In a world saturated with stimuli, where the ephemeral often prevails over the essential, returning to the classics can be an act of resistance, a way of reaffirming the continuity of thought and art in the face of the dispersion of the present.

But uncomfortable questions immediately arise: who decides what is a classic? Who can set themselves up as judge of what endures?

There’s no supreme court of taste or wisdom. Classical writing is built over time, through rereading, and through the persistence of influence. Sometimes a forgotten author is reborn in another context; other times, a celebrated work loses its relevance.

In any case, the classics are those that continue to challenge us, that engage with each era and are not exhausted by their time.
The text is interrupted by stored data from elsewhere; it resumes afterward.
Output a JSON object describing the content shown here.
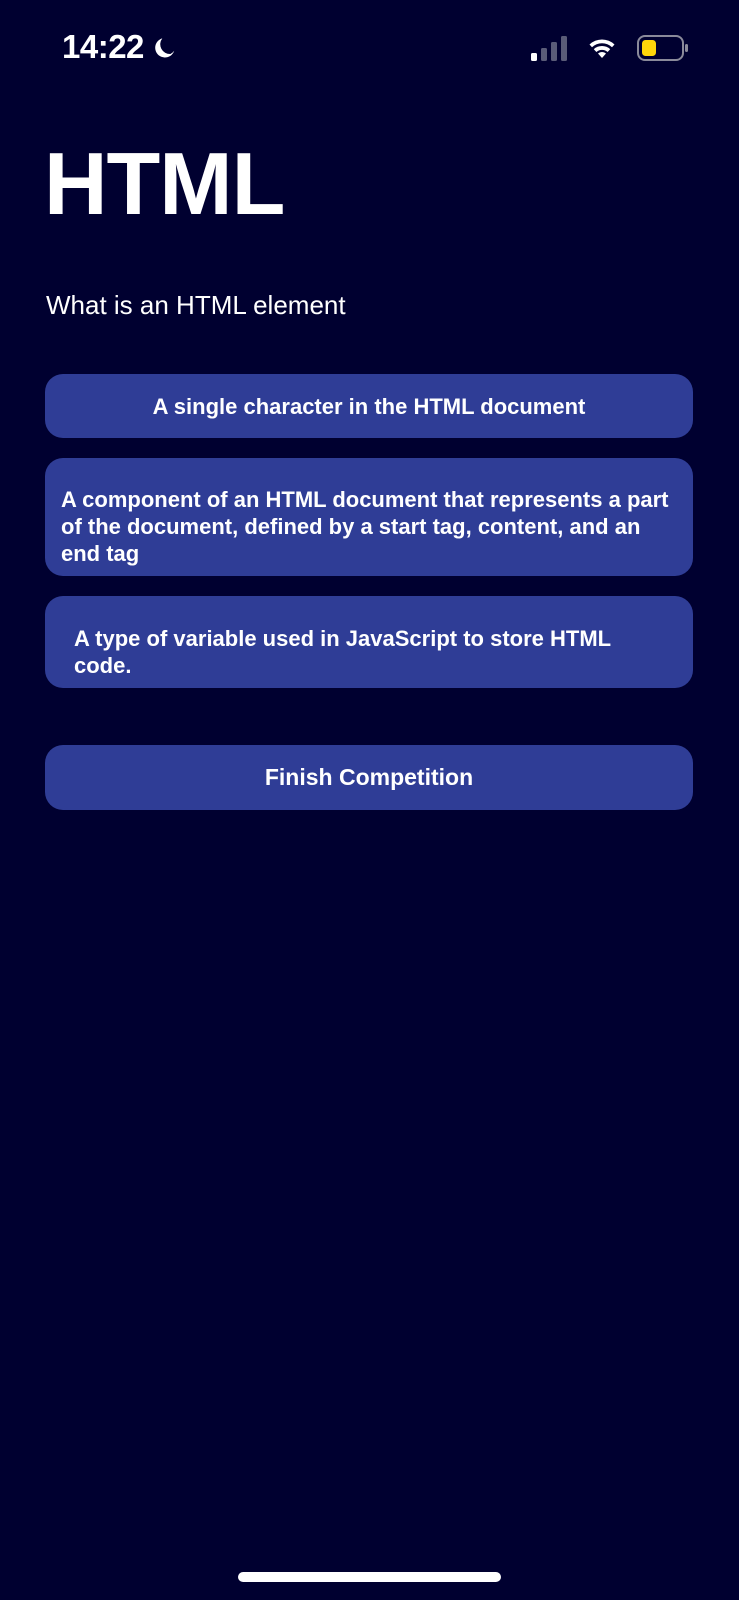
{
  "status_bar": {
    "time": "14:22",
    "icons": [
      "moon-icon",
      "signal-icon",
      "wifi-icon",
      "battery-icon"
    ],
    "battery_color": "#ffd60a"
  },
  "page": {
    "title": "HTML",
    "question": "What is an HTML element"
  },
  "answers": [
    {
      "label": "A single character in the HTML document"
    },
    {
      "label": "A component of an HTML document that represents a part of the document, defined by a start tag, content, and an end tag"
    },
    {
      "label": "A type of variable used in JavaScript to store HTML code."
    }
  ],
  "finish_button": {
    "label": "Finish Competition"
  },
  "colors": {
    "background": "#000030",
    "button": "#2f3d96",
    "text": "#ffffff"
  }
}
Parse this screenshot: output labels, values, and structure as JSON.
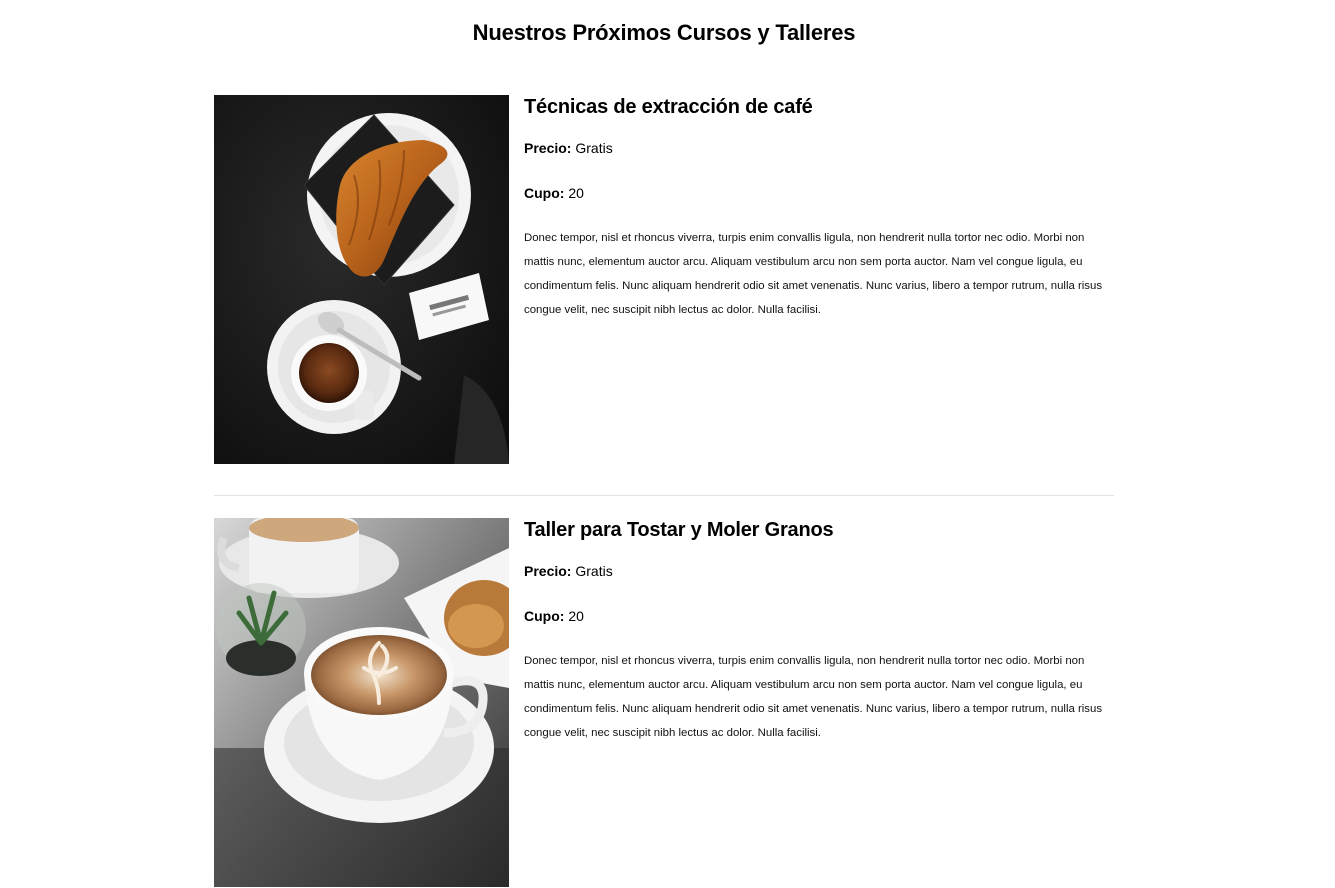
{
  "page": {
    "title": "Nuestros Próximos Cursos y Talleres"
  },
  "courses": [
    {
      "title": "Técnicas de extracción de café",
      "price_label": "Precio:",
      "price_value": "Gratis",
      "spots_label": "Cupo:",
      "spots_value": "20",
      "description": "Donec tempor, nisl et rhoncus viverra, turpis enim convallis ligula, non hendrerit nulla tortor nec odio. Morbi non mattis nunc, elementum auctor arcu. Aliquam vestibulum arcu non sem porta auctor. Nam vel congue ligula, eu condimentum felis. Nunc aliquam hendrerit odio sit amet venenatis. Nunc varius, libero a tempor rutrum, nulla risus congue velit, nec suscipit nibh lectus ac dolor. Nulla facilisi.",
      "image": "croissant-espresso-photo"
    },
    {
      "title": "Taller para Tostar y Moler Granos",
      "price_label": "Precio:",
      "price_value": "Gratis",
      "spots_label": "Cupo:",
      "spots_value": "20",
      "description": "Donec tempor, nisl et rhoncus viverra, turpis enim convallis ligula, non hendrerit nulla tortor nec odio. Morbi non mattis nunc, elementum auctor arcu. Aliquam vestibulum arcu non sem porta auctor. Nam vel congue ligula, eu condimentum felis. Nunc aliquam hendrerit odio sit amet venenatis. Nunc varius, libero a tempor rutrum, nulla risus congue velit, nec suscipit nibh lectus ac dolor. Nulla facilisi.",
      "image": "latte-art-cups-photo"
    }
  ]
}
Accepting the relevance of the classics does not imply denying the diversity or evolution of thought. Rather, it means recognizing a heritage that precedes us and shapes us. Each generation has the right—and duty—to reinterpret that legacy, to engage with it from its urgent needs. Reading Homer, Cervantes, Shakespeare, or José Martí is not an archaeological gesture: it’s a way of better understanding ourselves, of finding at the root the tensions that still define us.

However, in a time when knowledge is multiplying on a scale never seen before, it’s impossible to encompass everything.

No human being today can embrace and internalize the full wealth of culture and science. Given this impossibility, a legitimate question arises: is it valid to approach the classics through references, summaries, or adaptations? Perhaps it is, if done with honesty and genuine curiosity.

The summary can be a gateway, never a substitute for the text; an initial orientation that invites direct experience.

The value of the classics also lies in their ability to generate interdisciplinary dialogue. In art, literature, or philosophy, each reading can nourish the understanding of other areas of knowledge.

But the current era demands specialization: scientists, philosophers, and artists must delve into increasingly specific fields. The challenge, then, is how to maintain this balance between depth and breadth, between technical rigor and humanistic horizon.

The old idea of the encyclopedic man may seem anachronistic, but it’s not entirely so. Perhaps today, true universal knowledge does not consist in possessing all knowledge, but in knowing how to manage it, in drawing connections, in building bridges between disciplines.

A cosmopolitan individual is not someone who knows everything, but someone who engages fearlessly with diversity, who critically appropriates the past and, at the same time, embraces the evolution of technology and its new expressive possibilities.

Therefore, reading the classics—direct or mediated—remains a cultural and ethical necessity. Not to repeat formulas or venerate monuments of the past, but to guide us amidst the noise. The classics contain a wisdom that reminds us of who we are and what we can become. They remain our compass in an age overflowing with information, and perhaps the strongest guarantee that human intelligence will not dissolve in the digital tide.